Introduction

Introduction

Local investing groups are driven by a common inspiration to put money to work for the mutual benefit of investors, the local businesses they invest in, and the community as a whole. They can be an important force in driving local economic development, effectively mobilizing millions of dollars out of traditional “Wall Street” investments and into local small businesses. The local multiplier effect of dollars being invested locally, and then spent many times over, illustrates how local investing groups can help enliven a whole community and enhance its prosperity.

The most effective groups form collaborative relationships with a wide variety of players in their local communities, including people in business, banking, economic development, nonprofits, government, media, higher education, and more. The easiest way to form a local investing group is to organize as a club or network. For those who are ready to take local investing to the next level, Community Investment Funds are an emerging structure to aggregate larger amounts of community capital for bigger and more long-lasting impact, and they often include some form of professional or formal management. Each structure has its benefits, as we’ll outline below.There are two main types of local investing groups. Local investing clubs are groups of investors that pool their money and make collective investing decisions, while local investing networks are groups of people that do not pool their money and make their own independent investing decisions. Since they pool their money in what is essentially an investment partnership, investment clubs are marginally more costly and complex to manage, because they must manage and account for the club’s money, file tax returns, and deal with partnership and investment legal issues.
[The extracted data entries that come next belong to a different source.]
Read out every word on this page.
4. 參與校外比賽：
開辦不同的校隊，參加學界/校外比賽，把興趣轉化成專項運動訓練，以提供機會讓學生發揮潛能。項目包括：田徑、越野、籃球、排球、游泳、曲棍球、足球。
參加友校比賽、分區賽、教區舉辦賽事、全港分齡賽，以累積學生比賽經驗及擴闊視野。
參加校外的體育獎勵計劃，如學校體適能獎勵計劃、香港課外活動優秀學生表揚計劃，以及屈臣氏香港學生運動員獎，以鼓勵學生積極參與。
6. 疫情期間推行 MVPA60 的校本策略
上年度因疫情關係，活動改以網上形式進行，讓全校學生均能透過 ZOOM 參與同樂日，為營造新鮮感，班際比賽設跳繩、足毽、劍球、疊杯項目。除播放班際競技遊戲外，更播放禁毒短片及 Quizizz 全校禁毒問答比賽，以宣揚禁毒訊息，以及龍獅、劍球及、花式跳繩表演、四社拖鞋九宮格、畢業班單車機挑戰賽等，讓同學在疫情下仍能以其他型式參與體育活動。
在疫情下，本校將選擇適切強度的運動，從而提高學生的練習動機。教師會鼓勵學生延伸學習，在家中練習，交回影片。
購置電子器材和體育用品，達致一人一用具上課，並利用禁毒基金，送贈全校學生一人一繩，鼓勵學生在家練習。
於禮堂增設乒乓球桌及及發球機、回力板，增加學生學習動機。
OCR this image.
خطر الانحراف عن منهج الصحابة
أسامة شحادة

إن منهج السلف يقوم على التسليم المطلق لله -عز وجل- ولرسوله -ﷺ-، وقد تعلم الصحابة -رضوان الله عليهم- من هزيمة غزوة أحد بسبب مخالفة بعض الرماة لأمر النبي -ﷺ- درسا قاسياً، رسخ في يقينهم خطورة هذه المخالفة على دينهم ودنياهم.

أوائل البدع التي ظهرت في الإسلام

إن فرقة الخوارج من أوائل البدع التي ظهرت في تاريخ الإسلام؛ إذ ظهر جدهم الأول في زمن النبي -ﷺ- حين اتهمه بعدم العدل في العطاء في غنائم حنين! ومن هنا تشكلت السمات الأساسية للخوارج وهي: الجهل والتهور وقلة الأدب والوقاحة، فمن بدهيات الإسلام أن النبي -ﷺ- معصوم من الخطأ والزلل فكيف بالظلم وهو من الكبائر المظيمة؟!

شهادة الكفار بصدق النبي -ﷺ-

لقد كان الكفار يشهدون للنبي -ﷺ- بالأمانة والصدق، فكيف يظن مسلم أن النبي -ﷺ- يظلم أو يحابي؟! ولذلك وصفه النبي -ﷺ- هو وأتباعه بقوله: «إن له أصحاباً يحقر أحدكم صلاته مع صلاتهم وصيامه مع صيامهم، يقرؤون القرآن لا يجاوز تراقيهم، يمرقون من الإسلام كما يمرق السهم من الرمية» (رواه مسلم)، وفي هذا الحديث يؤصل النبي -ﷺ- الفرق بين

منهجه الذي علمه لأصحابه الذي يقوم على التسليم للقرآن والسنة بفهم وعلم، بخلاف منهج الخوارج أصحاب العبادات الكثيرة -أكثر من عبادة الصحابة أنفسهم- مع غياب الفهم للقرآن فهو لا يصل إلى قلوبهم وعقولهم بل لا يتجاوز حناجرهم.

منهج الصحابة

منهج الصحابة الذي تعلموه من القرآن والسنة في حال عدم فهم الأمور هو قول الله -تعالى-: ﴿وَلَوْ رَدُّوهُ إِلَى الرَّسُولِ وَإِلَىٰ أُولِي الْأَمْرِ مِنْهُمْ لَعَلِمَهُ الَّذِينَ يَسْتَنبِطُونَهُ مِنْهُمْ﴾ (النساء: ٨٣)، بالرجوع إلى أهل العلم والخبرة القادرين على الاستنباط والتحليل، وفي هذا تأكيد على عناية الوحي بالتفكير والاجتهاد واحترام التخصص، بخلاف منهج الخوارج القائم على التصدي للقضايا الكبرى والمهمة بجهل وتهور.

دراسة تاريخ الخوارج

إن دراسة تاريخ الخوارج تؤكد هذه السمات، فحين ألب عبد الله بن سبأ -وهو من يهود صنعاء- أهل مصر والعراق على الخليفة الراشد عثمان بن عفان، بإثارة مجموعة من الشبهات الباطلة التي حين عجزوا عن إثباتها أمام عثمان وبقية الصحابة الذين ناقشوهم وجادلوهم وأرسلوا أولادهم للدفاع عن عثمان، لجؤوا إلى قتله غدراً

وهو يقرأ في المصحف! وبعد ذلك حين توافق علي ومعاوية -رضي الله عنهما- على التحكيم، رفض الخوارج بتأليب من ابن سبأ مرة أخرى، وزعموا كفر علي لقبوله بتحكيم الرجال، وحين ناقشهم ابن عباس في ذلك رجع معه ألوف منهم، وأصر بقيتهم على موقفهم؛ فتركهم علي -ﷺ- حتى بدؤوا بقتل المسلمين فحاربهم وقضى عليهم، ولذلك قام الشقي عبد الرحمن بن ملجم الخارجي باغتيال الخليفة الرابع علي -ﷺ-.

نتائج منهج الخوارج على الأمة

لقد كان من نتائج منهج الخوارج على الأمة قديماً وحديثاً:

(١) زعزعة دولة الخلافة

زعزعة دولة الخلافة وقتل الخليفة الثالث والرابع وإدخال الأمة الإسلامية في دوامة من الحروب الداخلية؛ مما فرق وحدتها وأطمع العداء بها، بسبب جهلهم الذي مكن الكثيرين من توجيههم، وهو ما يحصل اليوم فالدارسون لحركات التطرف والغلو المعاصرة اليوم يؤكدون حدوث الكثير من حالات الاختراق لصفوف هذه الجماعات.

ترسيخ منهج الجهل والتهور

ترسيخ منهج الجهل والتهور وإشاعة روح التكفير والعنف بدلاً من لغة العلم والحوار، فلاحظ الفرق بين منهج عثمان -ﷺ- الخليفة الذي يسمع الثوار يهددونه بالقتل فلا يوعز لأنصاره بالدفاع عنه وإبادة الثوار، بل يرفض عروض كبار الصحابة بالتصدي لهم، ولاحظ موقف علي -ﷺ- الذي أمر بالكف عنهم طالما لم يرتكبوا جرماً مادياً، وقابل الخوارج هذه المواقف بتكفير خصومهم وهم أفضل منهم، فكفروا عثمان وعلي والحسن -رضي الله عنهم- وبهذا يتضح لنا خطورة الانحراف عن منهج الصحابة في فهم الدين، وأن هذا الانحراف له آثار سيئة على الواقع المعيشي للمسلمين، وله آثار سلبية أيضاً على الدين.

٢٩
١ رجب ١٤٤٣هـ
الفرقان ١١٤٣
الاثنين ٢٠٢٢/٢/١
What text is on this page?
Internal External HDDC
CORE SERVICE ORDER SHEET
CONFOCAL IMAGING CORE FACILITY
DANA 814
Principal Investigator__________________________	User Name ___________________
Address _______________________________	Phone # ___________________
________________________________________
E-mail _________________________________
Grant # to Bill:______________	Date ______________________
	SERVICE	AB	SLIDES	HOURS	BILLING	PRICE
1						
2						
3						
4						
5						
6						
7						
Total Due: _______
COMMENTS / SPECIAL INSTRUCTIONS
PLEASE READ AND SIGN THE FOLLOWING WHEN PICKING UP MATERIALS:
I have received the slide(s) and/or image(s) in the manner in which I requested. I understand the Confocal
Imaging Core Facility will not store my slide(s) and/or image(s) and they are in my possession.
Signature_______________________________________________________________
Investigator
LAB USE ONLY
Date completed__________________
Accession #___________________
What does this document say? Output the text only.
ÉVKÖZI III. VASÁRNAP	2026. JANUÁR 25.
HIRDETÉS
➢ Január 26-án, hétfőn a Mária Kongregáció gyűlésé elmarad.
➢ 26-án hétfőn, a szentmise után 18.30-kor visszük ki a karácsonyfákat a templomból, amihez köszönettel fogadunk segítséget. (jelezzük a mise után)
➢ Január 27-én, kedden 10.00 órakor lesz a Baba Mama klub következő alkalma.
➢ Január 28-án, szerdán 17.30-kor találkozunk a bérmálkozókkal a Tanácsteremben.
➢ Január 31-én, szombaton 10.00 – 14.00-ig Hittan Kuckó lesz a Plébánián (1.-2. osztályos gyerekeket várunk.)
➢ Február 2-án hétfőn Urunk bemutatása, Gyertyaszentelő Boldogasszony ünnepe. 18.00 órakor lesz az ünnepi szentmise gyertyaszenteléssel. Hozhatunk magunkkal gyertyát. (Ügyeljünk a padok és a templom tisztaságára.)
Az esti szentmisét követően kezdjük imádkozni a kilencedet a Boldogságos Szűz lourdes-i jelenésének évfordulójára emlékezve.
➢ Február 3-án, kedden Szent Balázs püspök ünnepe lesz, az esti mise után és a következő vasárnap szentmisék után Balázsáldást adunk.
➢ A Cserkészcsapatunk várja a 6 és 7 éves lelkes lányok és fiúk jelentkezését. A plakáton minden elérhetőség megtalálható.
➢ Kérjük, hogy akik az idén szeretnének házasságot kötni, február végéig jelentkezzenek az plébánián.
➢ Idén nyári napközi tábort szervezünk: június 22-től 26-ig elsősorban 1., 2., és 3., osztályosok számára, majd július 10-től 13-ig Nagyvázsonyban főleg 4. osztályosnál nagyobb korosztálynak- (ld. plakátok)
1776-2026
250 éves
Many local investing clubs have aspects of networks, with some members making their own separate local investments on the side, and these groups can be considered hybrids. Among networks, there are two different approaches to membership: members-only networks, and open networks which have defined leaders, but not defined members (for example, an open network’s “membership” could be loosely comprised of everyone on an email list that attends group events). In this guide, and on this site, we refer to local investing groups to include all types: clubs, networks, and hybrids. “Peer-to-peer local lending networks” and variants on that term are other names for local investing networks that focus on making loans rather than a variety of investment types.

Of course, there are many challenges involved with organizing local investing groups; this guide will address the primary ones, and our Investing Locally forum is the place to seek help with any others that may arise. As with any group, a local investing group must be able to organize and govern itself, usually on a volunteer basis. Its members often organize and host community outreach events and Local Business Showcases; both are educational networking events that are intended to grow the group’s membership and facilitate connections between local investors, business people, and other community members. In order to be effective, groups and their members must maintain a good reputation and draw support and trust from many parts of the community. Finally, to a reasonable extent, the group must be able to navigate federal and state securities laws and regulations for itself, its members, and indirectly, the local businesses that work with the group.

Local investment groups have become much more common in the last decade. Slow Money, a nonprofit, has inspired the creation of local investing groups around the country that focus on food system investments. Other pioneering groups like the Local Investing Opportunities Network (LION) of East Jefferson County, WA began with a more broad focus on all types of local investments. Collectively, these groups have experimented with different models, including networks, clubs, and hybrids. They have worked hard to improve conditions for local businesses, build quality relationships within their communities, navigate the legal issues, and recruit many new local investors to their cause. As a whole, they have had considerable success at facilitating investments in local small businesses, many of which would not exist, or be thriving, without them. This guide is intended to make the best of their accumulated wisdom available to you.

To hear what it’s like to start and operate a local investing group, watch the following video interviews with leaders of two productive and accomplished local investing groups: Judith Culver of the Whatcom Investing Network (WIN) and Deborah Stinson of LION. They share the stories of how their groups were started and grew, the challenges they overcame, and the benefits their groups have brought to their communities.

By way of comparison, angel groups are another kind of local investing organization. They are comprised exclusively of accredited, or high net worth, investors, and they typically focus on high risk, high growth venture capital investments. Local investing groups, on the other hand, usually include unaccredited members, and they tend to make more conservative local investments, such as loans. Angel groups don’t always have a requirement to invest locally, though most prefer to do so. Some angel groups will hire professional investment managers and outsource their research process, while local investing groups don’t. It’s important to know that businesses that choose to raise money exclusively from angel groups and accredited investors generally have simpler and clearer (and therefore, less expensive) legal and regulatory requirements than businesses that choose to engage with regular, unaccredited investors. Because of this, and the simple fact that accredited investors have more investable money to begin with, angel groups are generally more attractive to businesses that fit the high growth business model that angels typically seek. However, many profitable local small businesses do not fit this model, and many business owners do not want to raise money exclusively from wealthy investors, as they see a greater value in engaging with their broader community. Local investing groups can play an important role in financing these kinds of local businesses, which is why this guide focuses on local investing groups that are not structured as accredited-only groups. Accredited-only local investing groups may wish to consult some of the extensive online accredited-only resources, such as the Angel Capital Association website.